Soroka notes that many recently completed developments have not met their expected occupancy targets, and loan extensions are nearing their limits. “You just want to see where lease-up is going on these new constructions, because eventually the shoe will drop,” he says.
The problem is especially severe for projects with high construction costs. Soroka notes that his firm has seen several developments costing $300,000 to $400,000 per unit fail to attract enough tenants, while operating expenses have exceeded projections. As a result, these properties need higher rents to cover their debt service, but raising rents is difficult in a market already oversupplied with new units.
This creates a cycle in which high debt and insufficient occupancy make it nearly impossible to meet the required debt service coverage. Operators are pressured to increase rents, but doing so risks driving away potential tenants. In markets where supply has outpaced demand, struggling properties are often forced to consider asset sales rather than continuing to extend debt and hope for better lease-up performance. “Someone’s going to have to take a haircut,” Soroka says, referring to the likelihood of losses for owners or lenders.
These lease-up problems are coming to a head as bridge loans mature. Many recent projects were financed with short-term loans that assumed quick lease-up and stabilization. Now, as those loans come due, owners must refinance at a time when lenders are tightening underwriting standards and reducing loan proceeds.
Soroka explains that if a loan has matured and lease-up remains weak, the property may be underwater, making refinancing difficult or impossible. This is creating a clear divide in the market: stabilized assets with strong occupancy and operating history can still access capital, while new construction stuck in lease-up struggles to secure refinancing.
Both debt and equity investors are feeling the impact. Lenders face heightened refinancing risk on loans backed by underperforming assets, while equity investors may face negative returns or capital calls if operations deteriorate further. This pressure is prompting more owners to consider selling assets at a loss or pursuing strategic repositioning.
At the root of the crisis is a mismatch between the high costs of construction, rising operating expenses, and the rents achievable in today’s market. Many projects were underwritten when interest rates and material costs were lower, and demand projections were more optimistic. Now, those assumptions no longer hold.
The issue is not confined to specific regions. Soroka points out that while states like Florida and Arizona have traditionally attracted senior housing development, supply has often kept pace with or exceeded demand, limiting rent growth. In some cases, projects in less competitive, lower-cost markets may fare better than those in oversupplied “hot spots.” As Soroka puts it, “The economics may work better if you’re in the middle of Minnesota versus Miami, Florida,” due to less competition and more stable demand.
Eastern Union, which arranges nearly a billion dollars in healthcare real estate financing annually, is working with clients to determine whether to hold and extend debt or sell assets and accept losses. The firm is providing acquisition due diligence and underwriting services to help clients navigate these decisions.
These challenges in new construction are already influencing the outlook for future senior housing development.
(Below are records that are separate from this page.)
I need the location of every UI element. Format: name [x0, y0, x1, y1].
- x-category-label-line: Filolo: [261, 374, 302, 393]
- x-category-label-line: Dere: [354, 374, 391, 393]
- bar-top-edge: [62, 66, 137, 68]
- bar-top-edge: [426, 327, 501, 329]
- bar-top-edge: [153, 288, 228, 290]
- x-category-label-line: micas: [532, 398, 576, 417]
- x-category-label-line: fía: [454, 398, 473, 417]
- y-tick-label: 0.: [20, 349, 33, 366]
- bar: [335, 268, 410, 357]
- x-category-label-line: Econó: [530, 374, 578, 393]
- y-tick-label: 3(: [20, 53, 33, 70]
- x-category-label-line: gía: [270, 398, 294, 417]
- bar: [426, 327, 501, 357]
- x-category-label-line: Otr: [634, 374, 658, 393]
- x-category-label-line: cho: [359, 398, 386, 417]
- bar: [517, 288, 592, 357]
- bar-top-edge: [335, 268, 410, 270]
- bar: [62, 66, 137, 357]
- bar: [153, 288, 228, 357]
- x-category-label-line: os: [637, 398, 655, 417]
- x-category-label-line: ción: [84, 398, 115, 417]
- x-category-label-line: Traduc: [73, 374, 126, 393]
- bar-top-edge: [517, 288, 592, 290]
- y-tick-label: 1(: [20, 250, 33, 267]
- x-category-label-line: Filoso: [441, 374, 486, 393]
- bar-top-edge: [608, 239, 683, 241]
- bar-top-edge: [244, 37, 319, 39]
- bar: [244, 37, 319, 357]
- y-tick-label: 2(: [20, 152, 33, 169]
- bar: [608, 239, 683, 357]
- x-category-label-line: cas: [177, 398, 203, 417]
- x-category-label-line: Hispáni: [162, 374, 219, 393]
If lenders and equity investors absorb significant losses on recent projects, they are likely to tighten underwriting standards for new construction, slowing the pipeline of future development.
Soroka says his firm is monitoring lease-up trends as a key factor in their 2026 market outlook. The uncertainty now is whether losses will be recognized gradually through loan extensions and modified terms, or whether a wave of distressed sales will force a more immediate reckoning with construction cost overruns and demand miscalculations.
What is clear, Soroka emphasizes, is that the current approach of extending loans and hoping for improvement cannot last indefinitely. Someone will have to absorb the losses—the only question is who, and when. This reality is already reshaping investment decisions and could have lasting effects on senior housing development in the years ahead.